When our daughter, Kennedi, was getting ready to head off to kindergarten, I was talking with my Dad and dramatically complaining about how big she was and how fast time was flying. I was a working mom, so I carried bitterness with me that was a byproduct of the guilt I felt because I got up and went to work everyday instead of baking muffins and playing with play-dough. I felt I was justified in my pity party. After all, she was a baby in my arms just yesterday and now, I was packing a lunch and letting go of her hand outside of a classroom. It was okay for me to cry.

After my Dad saw my sad face, he looked at me (and my Mom who was also struggling a bit) and nonchalantly said, “Well, I’m excited! Do you understand what the alternative is to a child growing up, Somer? You need to be thankful!”

In the moment, I was pretty annoyed with him. I mean, what did it hurt to let me whine a little?!

He was so right though. I was ruining the moment I was in because of bitterness from moments that were long gone.

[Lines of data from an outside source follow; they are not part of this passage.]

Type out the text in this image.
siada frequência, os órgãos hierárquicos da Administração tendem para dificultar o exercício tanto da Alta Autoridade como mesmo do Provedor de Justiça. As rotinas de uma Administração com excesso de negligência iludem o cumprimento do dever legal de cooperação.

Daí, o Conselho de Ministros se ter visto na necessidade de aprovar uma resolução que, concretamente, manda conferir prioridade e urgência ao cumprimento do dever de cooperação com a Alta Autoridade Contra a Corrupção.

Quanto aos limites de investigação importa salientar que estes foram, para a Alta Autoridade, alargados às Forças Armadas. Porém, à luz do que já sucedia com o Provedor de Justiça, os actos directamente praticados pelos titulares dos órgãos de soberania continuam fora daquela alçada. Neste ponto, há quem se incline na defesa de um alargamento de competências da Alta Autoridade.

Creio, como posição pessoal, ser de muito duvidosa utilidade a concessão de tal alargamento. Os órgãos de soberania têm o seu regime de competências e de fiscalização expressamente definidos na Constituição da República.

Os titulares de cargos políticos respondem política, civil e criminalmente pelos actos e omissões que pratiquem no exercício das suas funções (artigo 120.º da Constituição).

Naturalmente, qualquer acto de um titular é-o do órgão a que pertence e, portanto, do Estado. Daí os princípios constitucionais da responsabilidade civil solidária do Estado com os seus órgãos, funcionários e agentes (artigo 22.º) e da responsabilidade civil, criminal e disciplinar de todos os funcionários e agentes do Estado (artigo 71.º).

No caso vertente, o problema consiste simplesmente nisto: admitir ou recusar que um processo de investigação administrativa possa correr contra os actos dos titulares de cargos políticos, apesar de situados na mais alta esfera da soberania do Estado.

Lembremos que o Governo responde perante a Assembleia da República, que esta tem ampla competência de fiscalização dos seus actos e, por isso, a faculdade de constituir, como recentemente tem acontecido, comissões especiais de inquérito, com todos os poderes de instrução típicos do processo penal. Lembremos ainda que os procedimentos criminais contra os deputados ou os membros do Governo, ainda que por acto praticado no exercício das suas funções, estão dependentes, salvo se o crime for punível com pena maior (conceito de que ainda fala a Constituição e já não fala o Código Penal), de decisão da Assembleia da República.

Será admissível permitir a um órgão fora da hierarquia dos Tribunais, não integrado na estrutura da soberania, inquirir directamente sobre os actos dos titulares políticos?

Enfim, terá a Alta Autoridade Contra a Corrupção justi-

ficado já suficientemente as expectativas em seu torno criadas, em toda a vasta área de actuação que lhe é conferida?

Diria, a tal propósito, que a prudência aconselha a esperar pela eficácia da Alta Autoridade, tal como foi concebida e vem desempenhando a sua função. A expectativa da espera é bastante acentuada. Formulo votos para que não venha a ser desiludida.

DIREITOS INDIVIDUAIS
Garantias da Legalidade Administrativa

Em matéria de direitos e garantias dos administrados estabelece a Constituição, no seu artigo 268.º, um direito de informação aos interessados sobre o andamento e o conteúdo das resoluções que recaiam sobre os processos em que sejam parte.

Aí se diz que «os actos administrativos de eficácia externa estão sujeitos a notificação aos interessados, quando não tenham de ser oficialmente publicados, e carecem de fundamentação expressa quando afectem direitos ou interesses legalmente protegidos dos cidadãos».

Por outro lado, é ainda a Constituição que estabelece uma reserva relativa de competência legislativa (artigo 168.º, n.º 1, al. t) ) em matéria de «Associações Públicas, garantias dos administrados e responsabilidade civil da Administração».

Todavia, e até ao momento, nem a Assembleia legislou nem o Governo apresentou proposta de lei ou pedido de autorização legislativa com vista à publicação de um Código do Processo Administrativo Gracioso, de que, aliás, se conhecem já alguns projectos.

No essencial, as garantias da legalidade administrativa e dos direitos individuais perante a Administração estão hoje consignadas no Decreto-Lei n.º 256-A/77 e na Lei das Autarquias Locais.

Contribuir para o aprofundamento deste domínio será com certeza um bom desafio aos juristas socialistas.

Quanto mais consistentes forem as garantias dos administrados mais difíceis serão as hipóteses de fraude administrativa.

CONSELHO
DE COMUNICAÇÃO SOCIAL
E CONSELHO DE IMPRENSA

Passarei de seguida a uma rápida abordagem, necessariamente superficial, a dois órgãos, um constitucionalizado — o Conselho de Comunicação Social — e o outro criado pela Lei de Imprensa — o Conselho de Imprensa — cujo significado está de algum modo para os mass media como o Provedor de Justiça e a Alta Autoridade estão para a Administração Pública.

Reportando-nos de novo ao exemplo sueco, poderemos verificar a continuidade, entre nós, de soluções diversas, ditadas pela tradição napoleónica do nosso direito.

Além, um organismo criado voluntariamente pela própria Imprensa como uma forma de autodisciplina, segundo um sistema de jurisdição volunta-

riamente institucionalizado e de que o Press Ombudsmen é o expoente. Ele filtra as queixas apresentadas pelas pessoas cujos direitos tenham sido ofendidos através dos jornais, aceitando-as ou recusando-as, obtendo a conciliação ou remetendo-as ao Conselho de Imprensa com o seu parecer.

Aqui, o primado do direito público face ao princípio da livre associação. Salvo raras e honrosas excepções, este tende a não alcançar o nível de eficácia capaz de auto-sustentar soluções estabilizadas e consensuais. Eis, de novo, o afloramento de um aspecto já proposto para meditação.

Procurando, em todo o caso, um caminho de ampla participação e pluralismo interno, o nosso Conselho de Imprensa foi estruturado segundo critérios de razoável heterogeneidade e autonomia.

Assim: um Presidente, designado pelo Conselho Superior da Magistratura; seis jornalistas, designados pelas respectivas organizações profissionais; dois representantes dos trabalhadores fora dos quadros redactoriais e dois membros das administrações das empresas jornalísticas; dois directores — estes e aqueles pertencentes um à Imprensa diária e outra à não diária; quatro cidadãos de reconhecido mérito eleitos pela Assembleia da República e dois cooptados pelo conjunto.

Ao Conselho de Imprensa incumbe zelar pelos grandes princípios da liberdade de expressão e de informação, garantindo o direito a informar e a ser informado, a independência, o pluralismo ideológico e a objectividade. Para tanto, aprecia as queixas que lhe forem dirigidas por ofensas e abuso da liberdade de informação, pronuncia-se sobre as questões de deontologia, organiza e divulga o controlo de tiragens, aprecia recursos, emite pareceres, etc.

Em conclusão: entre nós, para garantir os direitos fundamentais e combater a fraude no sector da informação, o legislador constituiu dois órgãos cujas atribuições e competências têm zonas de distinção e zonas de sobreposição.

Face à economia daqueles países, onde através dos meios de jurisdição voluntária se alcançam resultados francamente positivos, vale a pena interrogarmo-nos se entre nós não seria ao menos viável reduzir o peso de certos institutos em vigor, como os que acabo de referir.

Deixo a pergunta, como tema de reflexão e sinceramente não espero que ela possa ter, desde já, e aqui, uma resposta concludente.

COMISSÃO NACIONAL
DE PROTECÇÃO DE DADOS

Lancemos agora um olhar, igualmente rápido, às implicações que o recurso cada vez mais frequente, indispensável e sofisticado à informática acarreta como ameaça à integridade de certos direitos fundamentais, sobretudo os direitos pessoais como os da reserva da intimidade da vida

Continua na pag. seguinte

As parents, we so often live wishing for the past and never fully enjoy the present. As a student pastor’s wife of 18 years, I see it everyday. The inability to be okay with time flying and to let go, as God has called us to do as parents, has us making some pretty significant parenting mistakes. In our desire to hold on tight and make sure every single moment of their childhood is micromanaged by us, we are raising lazy, dependent, entitled kiddos who think the world should revolve around them, instead of grasping that the world revolves around God.

So in light of all of that, here are three things I’ve learned in the last 16 years that I pray will encourage my momma friends in the thick of raising children right now:

  1. If God has called you to be a working mom, you better do it well, with the right attitude, and with your eyes wide open. (And if your situation requires you to work, then it’s a calling. God is not surprised by your situation.)  He has something for you in the place that He has you. Don’t miss it because you stubbornly believe your plan is better.
  2. It is 100% okay for your child to be the most important thing in your life, next to God and your husband. But priority and worship are two different things! We make our child a priority; we DO NOT worship our child. If you allow your world to revolve around them, guess what? That means when they leave your home, IF they leave your home, they will expect the rest of us to feel that way… and that’s going to make their adjustment to the real world even harder.
  3. God’s plan is SO, SO, SO good! Watching our children grow up is exciting, and like my Dad said, an absolute blessing. And spoiler alert: you will get to hangout with your kid in heaven too if they know Jesus as their Savior, so white-knuckling this earthly time we get, instead of enjoying it, is unnecessary. Look at eternity, friends!

I’m in the midst of some BIG firsts and lasts right now…

  • Last night, my 8th grader had her last middle school orchestra concert.
  • This weekend, we will go shopping for her first formal dress.
  • Last week, I drove my unlicensed 16 year old to school for the last time.
  • The next day, I watched her pull out of my driveway as she drove herself to school for the first time.   

And I’m okay! I’m excited! God is so good that He has allowed me the opportunity to raise these girls of His. And with that responsibility, I get a front row seat to see what amazing things He will do in and through them.

So let’s remember: The eternity God has planned brings crazy joy no earthly “last” can ever take away. Our story doesn’t end here, so let’s make sure we live, and parent, accordingly.